8Rs222/96t – OLG Wien Entscheidung
Kopf
Das Oberlandesgericht Wien faßt als Berufungsgericht in Arbeits- und Sozialrechtssachen durch den Senatspräsidenten des Oberlandesgerichtes Dr.Schrödl als Vorsitzenden, die Richter des Oberlandesgerichtes DDr.Schwarz und Dr.Hopf sowie die fachkundigen Laienrichter Dr.Manfred Engelmann (AG) und Peter Faist (AN) in der Sozialrechtssache der klagenden Partei Erwin L*****, Dienstnehmer, W*****, 2130 Mistelbach, für den mj.Andreas L*****, geboren 8.12.1976, Schüler, ebendort, vertreten durch Dr.Hellfried Stadler, Rechtanwalt in Mistelbach, wider die beklagte Partei VERSICHERUNGSANSTALT DER ÖSTERREICHISCHEN EISENBAHNEN, Linke Wienzeile 48-52, 1061 Wien, wegen Weitergewährung der Waisenrente, infolge Berufung der beklagten Partei gegen das Urteil des Landesgerichtes Korneuburg als Arbeits- und Sozialgericht vom 17.3.1996, GZ 7 Cgs 255/95v-6, in nichtöffentlicher Sitzung
I.) den
Beschluß :
Spruch
Die Bezeichnung der klagenden Partei wird auf "Andreas L*****, Schüler, W*****, 2130 Mistelbach" berichtigt;
II.) und erkennt zu Recht:
Der Berufung wird n i c h t Folge gegeben.
Die beklagte Partei ist schuldig, der klagenden Partei die mit S 3381,12 (darin S 563,52 USt) bestimmten Kosten des Berufungsverfahrens binnen 14 Tagen zu ersetzen.
Text
Entscheidungsgründe:
Ad I.): Vorweg ist festzuhalten, daß die undeutliche Bezeichnung der klagenden Partei ("Erwin L*****.... für den mj.Andreas L*****....") die sich ausgehend vom Bescheid der Beklagten vom 24.8.1995 durch das gesamte Verfahren zog, nach dem Inhalt der Klageerzählung und der sonstigen Verfahrensergebnisse nur dahin verstanden werden kann, daß der am 8.12.1976 geborene Andreas L***** als eigentlicher Kläger auftrat. Dies wurde auch vom Erstgericht im Urteilsspruch klargestellt, diese Klarstellung jedoch in den Entscheidungsgründen nicht beibehalten. Bis zur Erreichung der Volljährigkeit am 8.12.1995 (Schluß der Verhandlung erster Instanz am 7.2.1996) wurde Andreas L***** von seinem Vater und gesetzlichen Vertreter Erwin L***** und dieser wiederum von Rechtsanwalt Dr.Hellfried Stadler vertreten. Ab Eintritt der Volljährigkeit wurde Andreas L***** unmittelbar von Rechtsanwalt Dr.Hellfried Stadler vertreten (vgl. Schriftsatz vom 28.8.1986, ON 10). Die Bezeichnung der klagenden Partei war in diesem Sinne berichtigend klarzustellen (§ 235 Abs 5 ZPO). Wenn in der weiteren Folge vom Kläger gesprochen wird, dann ist damit stets Andreas L***** gemeint.

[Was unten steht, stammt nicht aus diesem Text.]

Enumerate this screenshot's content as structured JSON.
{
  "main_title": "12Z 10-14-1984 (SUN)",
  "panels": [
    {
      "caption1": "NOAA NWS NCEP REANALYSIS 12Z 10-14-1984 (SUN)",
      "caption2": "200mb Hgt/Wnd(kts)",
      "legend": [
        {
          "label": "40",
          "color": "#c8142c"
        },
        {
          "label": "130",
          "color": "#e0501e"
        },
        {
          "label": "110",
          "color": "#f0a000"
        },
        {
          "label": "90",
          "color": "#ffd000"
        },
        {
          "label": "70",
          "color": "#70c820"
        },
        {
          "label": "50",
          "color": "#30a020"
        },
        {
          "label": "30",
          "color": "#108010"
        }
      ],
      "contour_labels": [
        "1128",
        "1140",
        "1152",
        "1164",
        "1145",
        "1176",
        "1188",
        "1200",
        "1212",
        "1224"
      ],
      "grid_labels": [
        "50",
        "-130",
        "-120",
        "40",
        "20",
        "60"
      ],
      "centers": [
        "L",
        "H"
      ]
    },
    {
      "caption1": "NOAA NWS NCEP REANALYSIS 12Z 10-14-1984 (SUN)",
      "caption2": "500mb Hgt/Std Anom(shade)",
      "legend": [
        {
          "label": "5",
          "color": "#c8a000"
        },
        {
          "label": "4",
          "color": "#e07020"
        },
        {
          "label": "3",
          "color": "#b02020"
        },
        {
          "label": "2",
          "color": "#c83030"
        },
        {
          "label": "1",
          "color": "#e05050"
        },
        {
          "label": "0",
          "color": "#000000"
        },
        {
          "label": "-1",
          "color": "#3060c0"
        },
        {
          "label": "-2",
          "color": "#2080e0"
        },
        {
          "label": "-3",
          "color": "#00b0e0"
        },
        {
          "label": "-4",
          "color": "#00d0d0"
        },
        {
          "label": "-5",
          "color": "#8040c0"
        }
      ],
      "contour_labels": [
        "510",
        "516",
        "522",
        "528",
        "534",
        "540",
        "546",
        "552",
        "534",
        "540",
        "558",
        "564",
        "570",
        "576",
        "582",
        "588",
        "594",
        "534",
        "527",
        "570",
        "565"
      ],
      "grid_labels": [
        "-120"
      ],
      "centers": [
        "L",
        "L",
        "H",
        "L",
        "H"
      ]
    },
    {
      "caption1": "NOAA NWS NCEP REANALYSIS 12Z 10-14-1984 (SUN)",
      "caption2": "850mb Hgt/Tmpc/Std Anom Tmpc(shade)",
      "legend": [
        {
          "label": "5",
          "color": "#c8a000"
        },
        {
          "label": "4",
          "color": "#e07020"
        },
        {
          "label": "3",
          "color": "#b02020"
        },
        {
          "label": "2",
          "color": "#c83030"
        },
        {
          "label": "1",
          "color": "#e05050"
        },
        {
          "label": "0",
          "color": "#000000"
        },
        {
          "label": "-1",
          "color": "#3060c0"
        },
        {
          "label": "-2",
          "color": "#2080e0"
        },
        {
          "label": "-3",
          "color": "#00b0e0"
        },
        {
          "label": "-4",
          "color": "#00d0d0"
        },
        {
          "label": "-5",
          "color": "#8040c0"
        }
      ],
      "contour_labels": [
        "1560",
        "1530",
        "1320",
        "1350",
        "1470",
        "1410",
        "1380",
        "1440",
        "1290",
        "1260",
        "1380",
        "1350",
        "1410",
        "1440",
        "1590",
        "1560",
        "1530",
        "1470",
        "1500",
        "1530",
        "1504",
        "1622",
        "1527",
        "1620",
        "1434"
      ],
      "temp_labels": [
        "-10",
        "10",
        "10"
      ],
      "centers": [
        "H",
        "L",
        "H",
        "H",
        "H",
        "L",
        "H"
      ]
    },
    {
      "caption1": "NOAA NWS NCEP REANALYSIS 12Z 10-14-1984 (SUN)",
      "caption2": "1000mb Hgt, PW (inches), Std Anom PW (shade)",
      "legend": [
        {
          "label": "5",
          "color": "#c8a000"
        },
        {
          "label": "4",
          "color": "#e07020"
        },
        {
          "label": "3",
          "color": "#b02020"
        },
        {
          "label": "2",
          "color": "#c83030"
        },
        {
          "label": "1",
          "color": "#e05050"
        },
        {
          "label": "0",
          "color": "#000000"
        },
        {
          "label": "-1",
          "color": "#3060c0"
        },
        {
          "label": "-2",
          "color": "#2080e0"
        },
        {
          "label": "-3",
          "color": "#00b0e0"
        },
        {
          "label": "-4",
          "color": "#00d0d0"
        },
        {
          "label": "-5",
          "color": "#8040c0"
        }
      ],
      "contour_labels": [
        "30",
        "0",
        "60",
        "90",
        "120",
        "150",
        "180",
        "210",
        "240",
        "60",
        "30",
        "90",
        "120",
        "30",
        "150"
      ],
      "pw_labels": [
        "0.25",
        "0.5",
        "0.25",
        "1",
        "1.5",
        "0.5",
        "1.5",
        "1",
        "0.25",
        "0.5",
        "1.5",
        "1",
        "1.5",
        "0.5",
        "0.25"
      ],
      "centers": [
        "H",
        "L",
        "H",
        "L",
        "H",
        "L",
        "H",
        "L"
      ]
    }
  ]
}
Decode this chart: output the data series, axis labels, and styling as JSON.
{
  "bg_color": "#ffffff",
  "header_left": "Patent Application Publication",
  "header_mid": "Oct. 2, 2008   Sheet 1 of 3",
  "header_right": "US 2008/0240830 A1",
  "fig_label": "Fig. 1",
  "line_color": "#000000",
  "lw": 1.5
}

Ad II.): Mit Bescheid vom 24.8.1995 lehnte die Beklagte den von Erwin L***** "für" (gemeint wohl: im Namen des) Andreas L***** gestellten Antrag vom 27.7.1995 auf Weitergewährung der Waisenrente über den 30.6.1993 hinaus ab. Nach den gesetzlichen Bestimmungen bestehe die Kindeseigenschaft für Stiefkinder dann, wenn der gemeinsame Haushalt (mit dem verstorbenen Versicherten) gegeben sei. Bei Hinterbliebenenleistungen gelte die Voraussetzung dann als erfüllt, wenn sich das Stiefkind unter der Fiktion, daß der Versicherte noch leben würde, mit diesem im gemeinsamen Haushalt befände. Diese Voraussetzung sei nicht mehr gegeben.

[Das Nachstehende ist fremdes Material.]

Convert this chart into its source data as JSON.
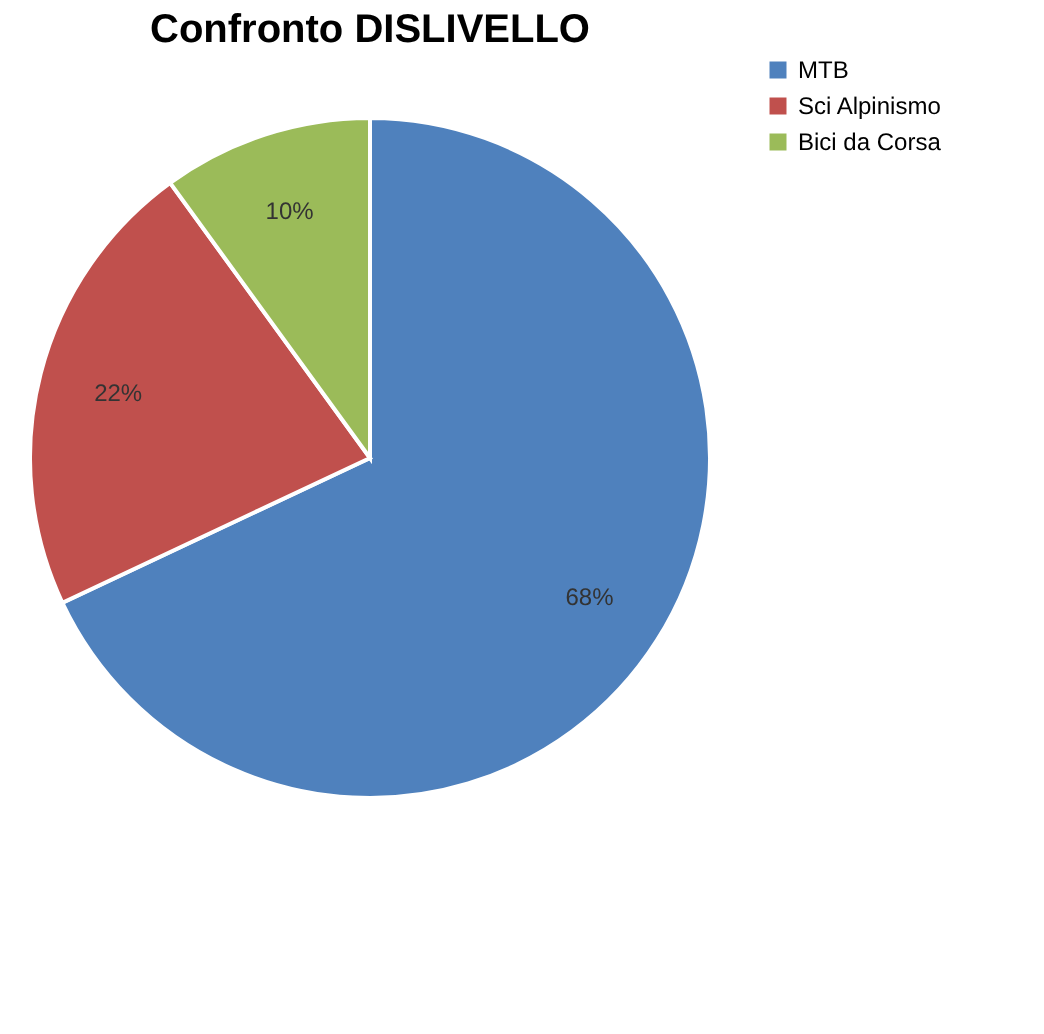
{
  "chart_data": {
    "type": "pie",
    "title": "Confronto DISLIVELLO",
    "categories": [
      "MTB",
      "Sci Alpinismo",
      "Bici da Corsa"
    ],
    "values": [
      68,
      22,
      10
    ],
    "colors": [
      "#4f81bd",
      "#c0504d",
      "#9bbb59"
    ],
    "value_labels": [
      "68%",
      "22%",
      "10%"
    ],
    "legend": "right"
  }
}
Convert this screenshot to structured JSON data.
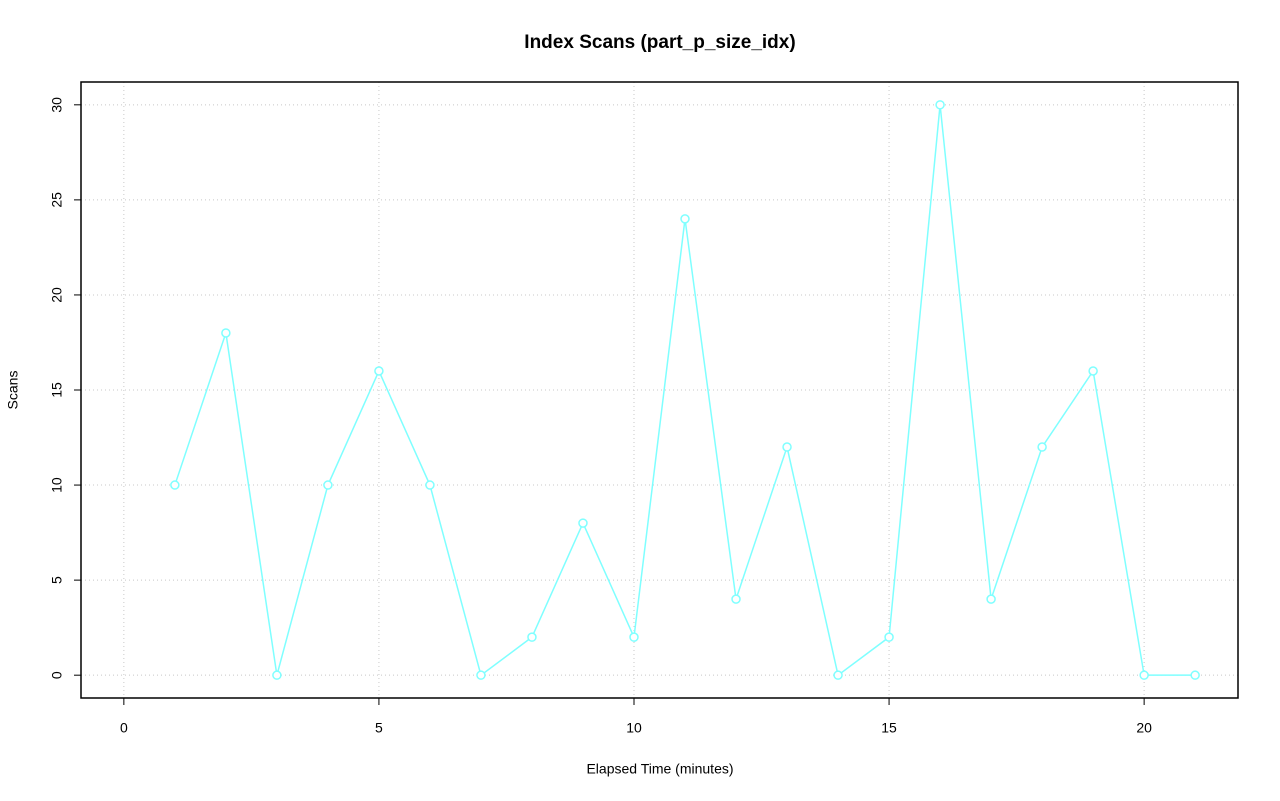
{
  "chart_data": {
    "type": "line",
    "title": "Index Scans (part_p_size_idx)",
    "x_label": "Elapsed Time (minutes)",
    "y_label": "Scans",
    "x": [
      1,
      2,
      3,
      4,
      5,
      6,
      7,
      8,
      9,
      10,
      11,
      12,
      13,
      14,
      15,
      16,
      17,
      18,
      19,
      20,
      21
    ],
    "series": [
      {
        "color": "#7fffff",
        "values": [
          10,
          18,
          0,
          10,
          16,
          10,
          0,
          2,
          8,
          2,
          24,
          4,
          12,
          0,
          2,
          30,
          4,
          12,
          16,
          0,
          0
        ]
      }
    ],
    "xlim": [
      -0.84,
      21.84
    ],
    "xticks": [
      0,
      5,
      10,
      15,
      20
    ],
    "ylim": [
      -1.2,
      31.2
    ],
    "yticks": [
      0,
      5,
      10,
      15,
      20,
      25,
      30
    ],
    "grid": true,
    "markers": true
  }
}
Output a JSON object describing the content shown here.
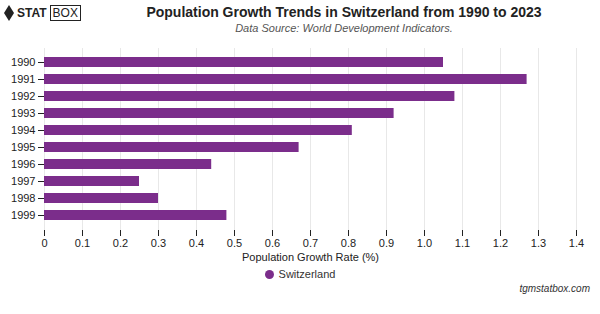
{
  "chart_data": {
    "type": "bar",
    "orientation": "horizontal",
    "title": "Population Growth Trends in Switzerland from 1990 to 2023",
    "subtitle": "Data Source: World Development Indicators.",
    "x_label": "Population Growth Rate (%)",
    "categories": [
      "1990",
      "1991",
      "1992",
      "1993",
      "1994",
      "1995",
      "1996",
      "1997",
      "1998",
      "1999"
    ],
    "series": [
      {
        "name": "Switzerland",
        "color": "#7B2D8B",
        "values": [
          1.05,
          1.27,
          1.08,
          0.92,
          0.81,
          0.67,
          0.44,
          0.25,
          0.3,
          0.48
        ]
      }
    ],
    "xlim": [
      0,
      1.4
    ],
    "xticks": [
      0,
      0.1,
      0.2,
      0.3,
      0.4,
      0.5,
      0.6,
      0.7,
      0.8,
      0.9,
      {
        "value": 1,
        "label": "1.0"
      },
      1.1,
      1.2,
      1.3,
      1.4
    ],
    "grid": true,
    "legend": "bottom",
    "annotations": [
      "STAT",
      "BOX",
      "tgmstatbox.com"
    ]
  }
}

Gegen diesen Bescheid richtet sich die vorliegende Klage auf Gewährung der Waisenrente über den 30.6.1993 hinaus. Der Kläger habe nach der Scheidung seiner Eltern im gemeinsamen Haushalt mit der Kindesmutter und dem Stiefvater Gerhard W***** gelebt, der (am 24.11.1987) tödlich verunglückt sei. Im Juni 1993 sei der Kläger im Zuge der Übertragung der Obsorge von der Kindesmutter auf den Kindesvater zu seinem Kindesvater Erwin L***** gezogen. Wäre der Stiefvater nicht verunglückt, wäre es zu dieser Veränderung nicht gekommen. Entscheidend sei nur, daß bis zum Ableben des Stiefvaters ein gemeinsamer Haushalt bestanden habe.
Die Beklagte wendete ein, daß mit dem Übergang des Sorgerechts auf den leiblichen Vater per 11.6.1993 die Stiefkindschaft des Klägers zum verstorbenen Versicherten nicht mehr gegeben sei. Damit habe sich auch der ständige Aufenthalt des Klägers geändert. Andernfalls käme es zu einer Doppelversorgung des Klägers auf Kosten der Versichertengemeinschaft.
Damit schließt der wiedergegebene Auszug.